- Elgin Elgin
- Coordinates: 34°50′55″N 87°23′28″W﻿ / ﻿34.84861°N 87.39111°W
- Country: United States
- State: Alabama
- County: Lauderdale
- Elevation: 640 ft (200 m)
- Time zone: UTC-6 (Central (CST))
- • Summer (DST): UTC-5 (CDT)
- Postal code: 35652
- Area code: 256
- GNIS feature ID: 157944

= Elgin, Alabama =

Elgin, also known as Elgin Crossroads, Ingram's Crossroads, or Marmion, is an unincorporated community in Lauderdale County, in the U.S. state of Alabama. Elgin lies at the intersection of U.S. Route 72 and Alabama State Route 101.

==History==
Elgin was originally known as Ingram's Crossroads, in honor of Benjamin Ingram, who owned the surrounding land. The name was then changed to Elgin in 1901, in honor of Elgin, Illinois. A post office was in operation under the name Marmion from 1836 to 1849, then under the name Ingram's Crossroads from 1849 to 1858, and finally under the name Elgin from 1901 to 1905.

== Fire Protection ==
Elgin Fire Department covers an area of 8 square miles providing approximately 4500 citizens with fire suppression and various rescue operations including: vehicle extrication, low angle rescue, water rescue, and wilderness search and rescue. Elgin Fire Department operates with an ISO Class 3. Elgin Fire Department also utilizes hybrid firefighters that are certified Paramedics or EMTs to answer every medical alarm in its coverage area providing assistance to the local Ambulance Service.
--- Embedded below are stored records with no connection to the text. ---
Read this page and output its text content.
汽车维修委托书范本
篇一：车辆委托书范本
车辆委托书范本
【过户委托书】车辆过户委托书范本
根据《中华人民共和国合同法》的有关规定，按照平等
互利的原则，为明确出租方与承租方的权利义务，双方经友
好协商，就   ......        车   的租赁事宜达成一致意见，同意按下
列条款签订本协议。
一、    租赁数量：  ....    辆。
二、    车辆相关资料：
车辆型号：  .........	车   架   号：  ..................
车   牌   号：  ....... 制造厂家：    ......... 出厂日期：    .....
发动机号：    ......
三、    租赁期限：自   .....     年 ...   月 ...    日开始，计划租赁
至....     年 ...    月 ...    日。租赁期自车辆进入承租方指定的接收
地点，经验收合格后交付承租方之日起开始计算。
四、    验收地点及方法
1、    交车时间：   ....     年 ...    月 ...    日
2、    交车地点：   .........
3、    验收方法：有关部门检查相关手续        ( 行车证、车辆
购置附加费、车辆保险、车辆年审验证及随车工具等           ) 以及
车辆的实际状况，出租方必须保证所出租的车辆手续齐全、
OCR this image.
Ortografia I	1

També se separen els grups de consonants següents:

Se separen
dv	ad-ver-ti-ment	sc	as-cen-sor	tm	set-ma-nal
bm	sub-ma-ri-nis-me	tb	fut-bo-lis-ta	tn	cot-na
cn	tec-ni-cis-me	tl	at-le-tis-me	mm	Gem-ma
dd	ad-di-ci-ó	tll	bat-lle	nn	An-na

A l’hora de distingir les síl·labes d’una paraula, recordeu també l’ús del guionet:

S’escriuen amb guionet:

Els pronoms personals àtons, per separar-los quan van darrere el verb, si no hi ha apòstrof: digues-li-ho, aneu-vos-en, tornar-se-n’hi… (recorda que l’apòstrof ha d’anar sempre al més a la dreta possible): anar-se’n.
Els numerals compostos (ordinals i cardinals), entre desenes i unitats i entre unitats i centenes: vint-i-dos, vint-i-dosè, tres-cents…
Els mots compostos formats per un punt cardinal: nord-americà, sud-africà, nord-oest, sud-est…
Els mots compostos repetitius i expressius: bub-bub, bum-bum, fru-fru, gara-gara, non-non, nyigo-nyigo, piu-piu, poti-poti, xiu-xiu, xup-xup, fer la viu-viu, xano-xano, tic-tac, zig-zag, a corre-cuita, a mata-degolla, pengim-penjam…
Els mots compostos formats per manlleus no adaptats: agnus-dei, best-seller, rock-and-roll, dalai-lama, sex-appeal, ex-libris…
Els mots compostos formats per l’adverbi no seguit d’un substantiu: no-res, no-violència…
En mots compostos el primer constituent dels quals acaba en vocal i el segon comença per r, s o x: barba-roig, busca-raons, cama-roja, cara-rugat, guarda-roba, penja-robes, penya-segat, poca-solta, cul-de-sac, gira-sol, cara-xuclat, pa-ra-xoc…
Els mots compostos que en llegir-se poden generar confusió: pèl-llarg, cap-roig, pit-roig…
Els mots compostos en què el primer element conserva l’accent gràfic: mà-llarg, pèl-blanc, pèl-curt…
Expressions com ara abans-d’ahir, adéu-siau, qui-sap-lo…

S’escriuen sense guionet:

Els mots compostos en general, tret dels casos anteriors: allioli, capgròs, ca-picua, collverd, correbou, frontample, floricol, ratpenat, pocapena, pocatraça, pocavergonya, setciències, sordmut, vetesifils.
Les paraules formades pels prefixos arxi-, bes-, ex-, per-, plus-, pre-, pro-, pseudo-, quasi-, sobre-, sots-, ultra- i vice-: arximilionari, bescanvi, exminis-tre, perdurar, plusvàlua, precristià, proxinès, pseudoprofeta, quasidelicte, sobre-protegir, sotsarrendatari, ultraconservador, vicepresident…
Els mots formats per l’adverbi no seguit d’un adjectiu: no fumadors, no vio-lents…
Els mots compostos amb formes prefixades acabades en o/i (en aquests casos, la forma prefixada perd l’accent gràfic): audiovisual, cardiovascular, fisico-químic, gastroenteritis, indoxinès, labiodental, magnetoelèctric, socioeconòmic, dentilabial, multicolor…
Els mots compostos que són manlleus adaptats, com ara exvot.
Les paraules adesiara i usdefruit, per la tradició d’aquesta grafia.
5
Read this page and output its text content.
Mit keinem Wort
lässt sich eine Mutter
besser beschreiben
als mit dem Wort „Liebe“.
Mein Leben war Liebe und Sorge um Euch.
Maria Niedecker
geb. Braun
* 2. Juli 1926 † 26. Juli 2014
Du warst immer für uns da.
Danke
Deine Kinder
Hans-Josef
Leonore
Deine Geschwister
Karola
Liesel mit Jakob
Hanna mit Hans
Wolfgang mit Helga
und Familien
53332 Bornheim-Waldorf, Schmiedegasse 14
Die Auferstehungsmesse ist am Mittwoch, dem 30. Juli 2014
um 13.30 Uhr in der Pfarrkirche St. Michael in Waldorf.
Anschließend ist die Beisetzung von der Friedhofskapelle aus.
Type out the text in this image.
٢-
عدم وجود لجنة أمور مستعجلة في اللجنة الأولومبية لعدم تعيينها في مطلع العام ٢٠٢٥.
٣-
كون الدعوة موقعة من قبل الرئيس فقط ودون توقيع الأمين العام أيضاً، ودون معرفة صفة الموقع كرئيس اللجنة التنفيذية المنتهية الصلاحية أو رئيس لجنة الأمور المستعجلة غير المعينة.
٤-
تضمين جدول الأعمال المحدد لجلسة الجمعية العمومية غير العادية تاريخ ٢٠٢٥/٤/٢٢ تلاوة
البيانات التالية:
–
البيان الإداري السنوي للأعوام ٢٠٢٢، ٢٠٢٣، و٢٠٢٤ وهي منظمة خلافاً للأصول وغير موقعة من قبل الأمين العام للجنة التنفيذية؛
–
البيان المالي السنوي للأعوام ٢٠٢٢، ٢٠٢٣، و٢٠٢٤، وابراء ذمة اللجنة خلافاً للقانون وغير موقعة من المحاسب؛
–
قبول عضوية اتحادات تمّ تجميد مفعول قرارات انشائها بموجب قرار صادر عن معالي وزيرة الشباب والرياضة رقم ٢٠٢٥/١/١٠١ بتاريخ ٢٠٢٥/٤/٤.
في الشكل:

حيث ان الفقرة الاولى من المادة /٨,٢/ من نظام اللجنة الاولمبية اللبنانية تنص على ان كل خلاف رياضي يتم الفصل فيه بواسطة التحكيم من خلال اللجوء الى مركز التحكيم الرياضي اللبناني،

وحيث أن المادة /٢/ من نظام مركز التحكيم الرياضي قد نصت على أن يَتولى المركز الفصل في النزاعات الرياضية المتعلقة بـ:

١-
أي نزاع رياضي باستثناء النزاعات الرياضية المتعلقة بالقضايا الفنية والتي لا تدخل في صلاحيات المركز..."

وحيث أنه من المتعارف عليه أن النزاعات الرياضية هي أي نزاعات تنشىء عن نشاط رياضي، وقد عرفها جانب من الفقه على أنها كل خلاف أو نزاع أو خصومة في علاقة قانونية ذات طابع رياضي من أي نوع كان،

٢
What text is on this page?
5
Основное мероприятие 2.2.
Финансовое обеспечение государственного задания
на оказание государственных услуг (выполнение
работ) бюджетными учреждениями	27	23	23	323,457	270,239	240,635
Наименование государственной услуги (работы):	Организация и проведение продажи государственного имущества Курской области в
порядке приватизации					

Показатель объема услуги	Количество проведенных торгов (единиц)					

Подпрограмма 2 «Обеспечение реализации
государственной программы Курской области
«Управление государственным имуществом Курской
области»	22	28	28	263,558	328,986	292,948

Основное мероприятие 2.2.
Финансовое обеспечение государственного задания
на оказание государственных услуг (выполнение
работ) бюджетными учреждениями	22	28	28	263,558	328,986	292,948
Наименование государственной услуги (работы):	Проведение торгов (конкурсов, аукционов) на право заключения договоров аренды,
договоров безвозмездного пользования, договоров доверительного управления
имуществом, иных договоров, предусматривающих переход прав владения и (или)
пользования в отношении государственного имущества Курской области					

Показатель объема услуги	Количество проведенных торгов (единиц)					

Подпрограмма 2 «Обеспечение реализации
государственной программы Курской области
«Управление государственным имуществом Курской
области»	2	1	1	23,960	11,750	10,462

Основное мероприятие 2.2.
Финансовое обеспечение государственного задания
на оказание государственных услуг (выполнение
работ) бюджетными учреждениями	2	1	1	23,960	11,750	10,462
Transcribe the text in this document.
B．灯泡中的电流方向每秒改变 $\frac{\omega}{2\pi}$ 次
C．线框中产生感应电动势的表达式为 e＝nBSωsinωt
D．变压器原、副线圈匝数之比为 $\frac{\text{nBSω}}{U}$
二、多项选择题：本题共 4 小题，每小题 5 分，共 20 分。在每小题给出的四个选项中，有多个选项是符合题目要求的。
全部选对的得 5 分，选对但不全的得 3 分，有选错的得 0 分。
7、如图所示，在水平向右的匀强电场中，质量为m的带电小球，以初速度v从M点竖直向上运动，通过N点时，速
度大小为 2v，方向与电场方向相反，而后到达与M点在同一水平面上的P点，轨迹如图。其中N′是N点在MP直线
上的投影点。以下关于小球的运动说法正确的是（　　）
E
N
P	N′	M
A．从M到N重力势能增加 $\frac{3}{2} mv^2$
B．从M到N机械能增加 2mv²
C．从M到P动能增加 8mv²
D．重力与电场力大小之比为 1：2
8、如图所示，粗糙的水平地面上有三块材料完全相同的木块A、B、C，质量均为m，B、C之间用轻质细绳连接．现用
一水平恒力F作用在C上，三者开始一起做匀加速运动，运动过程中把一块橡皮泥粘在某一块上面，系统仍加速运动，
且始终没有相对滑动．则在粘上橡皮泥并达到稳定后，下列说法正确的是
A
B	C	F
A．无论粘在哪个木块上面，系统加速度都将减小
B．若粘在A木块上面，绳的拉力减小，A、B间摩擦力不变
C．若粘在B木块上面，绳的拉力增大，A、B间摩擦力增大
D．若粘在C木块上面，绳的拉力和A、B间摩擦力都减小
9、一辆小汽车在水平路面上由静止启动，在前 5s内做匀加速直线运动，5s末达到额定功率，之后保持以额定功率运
Elgin Fire Department operates out of two stations, Station 1 being located in town in the Elgin Forest subdivision and Station 2 being located in the Whitehead community both of which house trucks and equipment to handle any kind of emergency. Station 1 also hosts an Advanced Life Support EMS unit that provides coverage to the citizens of surrounding towns as well as citizens within Elgin.